Integrated semiconductor circuit devices such as DDR (Double Data Rate)-SDRAMs receive data from a memory device which outputs data in timed relation to rising and falling edges of a system clock signal CLK (see FIG. 1 of the accompanying drawings). In such an integrated semiconductor circuit device, if the timing to sent data (a cross-point CP between rising and falling waveforms shown in FIG. 1) is shifted a one-half period (tck/2) from the system clock signal CLK, then the integrated semiconductor circuit device fails to receive the transmitted data correctly.
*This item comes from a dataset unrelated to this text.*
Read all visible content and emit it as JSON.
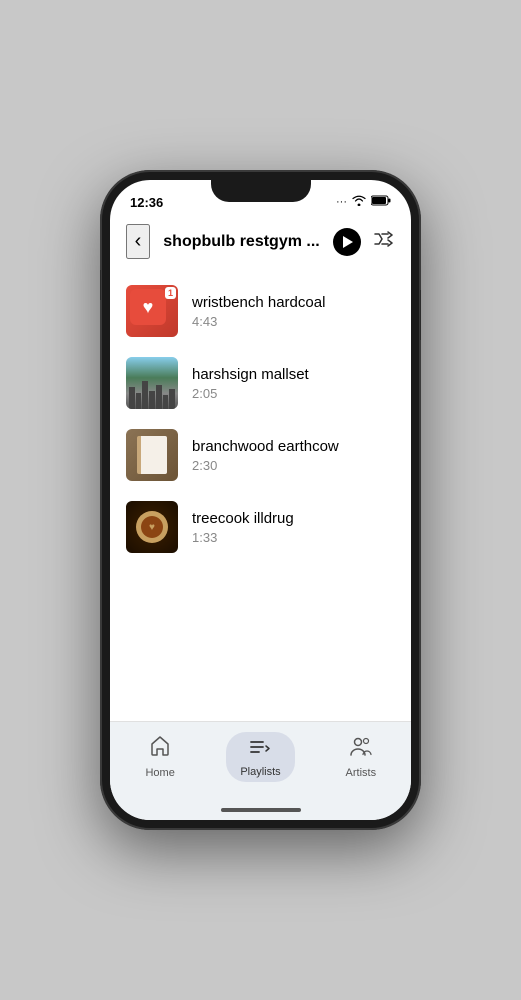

Actual systems have a very narrow range (window) of allowable cross-point variations because of delays caused by interconnections, etc.
If the slew rate becomes lower, then since the amplitude of output pulses cannot reach a maximum value when the system operates at a high speed, the system fails to determine a logic level of “1” or “0” properly. Conversely, if the slew rate become higher, then high-frequency components increase to distort output pulses, thus increasing noise which tends to result in a system malfunction.
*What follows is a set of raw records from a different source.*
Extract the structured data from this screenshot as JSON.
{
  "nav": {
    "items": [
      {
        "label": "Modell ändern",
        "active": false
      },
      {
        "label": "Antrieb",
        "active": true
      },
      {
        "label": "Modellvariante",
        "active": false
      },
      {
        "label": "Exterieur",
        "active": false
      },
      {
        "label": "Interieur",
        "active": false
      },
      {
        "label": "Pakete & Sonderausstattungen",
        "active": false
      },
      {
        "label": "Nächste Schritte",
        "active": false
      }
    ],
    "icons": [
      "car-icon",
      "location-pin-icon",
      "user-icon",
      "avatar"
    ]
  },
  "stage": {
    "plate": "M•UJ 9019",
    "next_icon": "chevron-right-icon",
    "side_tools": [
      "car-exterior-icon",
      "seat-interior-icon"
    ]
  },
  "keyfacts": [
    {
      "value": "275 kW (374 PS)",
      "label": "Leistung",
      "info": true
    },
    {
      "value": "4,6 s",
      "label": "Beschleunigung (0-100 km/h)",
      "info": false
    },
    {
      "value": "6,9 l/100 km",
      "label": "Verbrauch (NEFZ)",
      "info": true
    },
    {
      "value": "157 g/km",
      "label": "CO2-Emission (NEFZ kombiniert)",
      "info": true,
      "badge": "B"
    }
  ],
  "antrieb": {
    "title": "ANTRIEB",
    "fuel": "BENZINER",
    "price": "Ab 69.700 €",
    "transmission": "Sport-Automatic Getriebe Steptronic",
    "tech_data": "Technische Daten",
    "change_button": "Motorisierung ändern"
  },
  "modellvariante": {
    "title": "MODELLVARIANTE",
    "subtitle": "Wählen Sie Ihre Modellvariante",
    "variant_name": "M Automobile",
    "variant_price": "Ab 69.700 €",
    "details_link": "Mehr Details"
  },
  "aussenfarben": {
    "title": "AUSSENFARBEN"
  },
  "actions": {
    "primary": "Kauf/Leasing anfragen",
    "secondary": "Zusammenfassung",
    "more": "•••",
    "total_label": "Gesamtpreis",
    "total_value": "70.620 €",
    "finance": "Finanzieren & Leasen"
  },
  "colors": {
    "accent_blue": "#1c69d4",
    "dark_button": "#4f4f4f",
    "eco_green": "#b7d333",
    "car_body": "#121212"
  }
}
The above problems may be solved by compensating for variations in the cross-point CP and the slew rate at the data transmission side. However, variations in the cross-point CP and the slew rate cannot be compensated for simply by adjusting the output impedance. Only adjusting the slew rate fails to achieve a compensation within the allowable range of variations of the system which operates at a high speed and under a low voltage because the cross-point CP and the slew rate depend on variations of both the output impedance and the power supply voltage.
In particular, if only the slew rate is adjusted, when the high level of the output signal is lowered or the low level of the output signal is increased due to a reduction in the driving capability, the system becomes unable to determine a logic level of “1” or “0” properly.
The output impedance of an output buffer circuit can easily be detected for fluctuations by monitoring the load current and output level of the output buffer circuit even when the output buffer circuit is incorporated in a system. However, it is difficult to detect fluctuations of the slew rate of the output buffer circuit because the slew rate cannot easily be monitored.
The output buffer circuits disclosed in the above applications offer an arrangement for adjusting either one of the output impedance and the slew rate, and are disadvantageous in that variations in the cross-point CP and the slew rate of the disclosed output buffer circuits as they are incorporated in a system cannot sufficiently be compensated for against variations in the power supply voltage and the ambient temperature.
Controlling the cross-point and the slew rate needs to take the following problems into account:
Generally, systems having integrated semiconductor circuit devices such high-speed DDR-DRAMs or the like employ a phase synchronizing circuit such as a DLL (Delay Locked Loop) or a PLL (Phase Locked Loop) in order to synchronize data output from the output buffer circuit of the integrated semiconductor circuit device with the system clock signal. The phase synchronizing circuit uses a circuit having a delay similar to the delay in the output buffer circuit for monitoring the delay in the output buffer circuit. The phase synchronizing circuit generates a compensating clock signal for compensating for the monitored delay, and synchronizes the output from the output buffer circuit with the generated compensating clock signal.
If the output impedance and the slew rate of the output buffer circuit are adjusted to improve the system performance, then the data output timing of the output buffer circuit varies because of the adjustment of the output impedance and the slew rate thereof.
In order to synchronize the data output timing of the output buffer circuit accurately with the system clock signal, therefore, it is necessary for the circuit which monitors the delay in the output buffer circuit to adjust its own delay depending on variations in the delay in the output buffer circuit.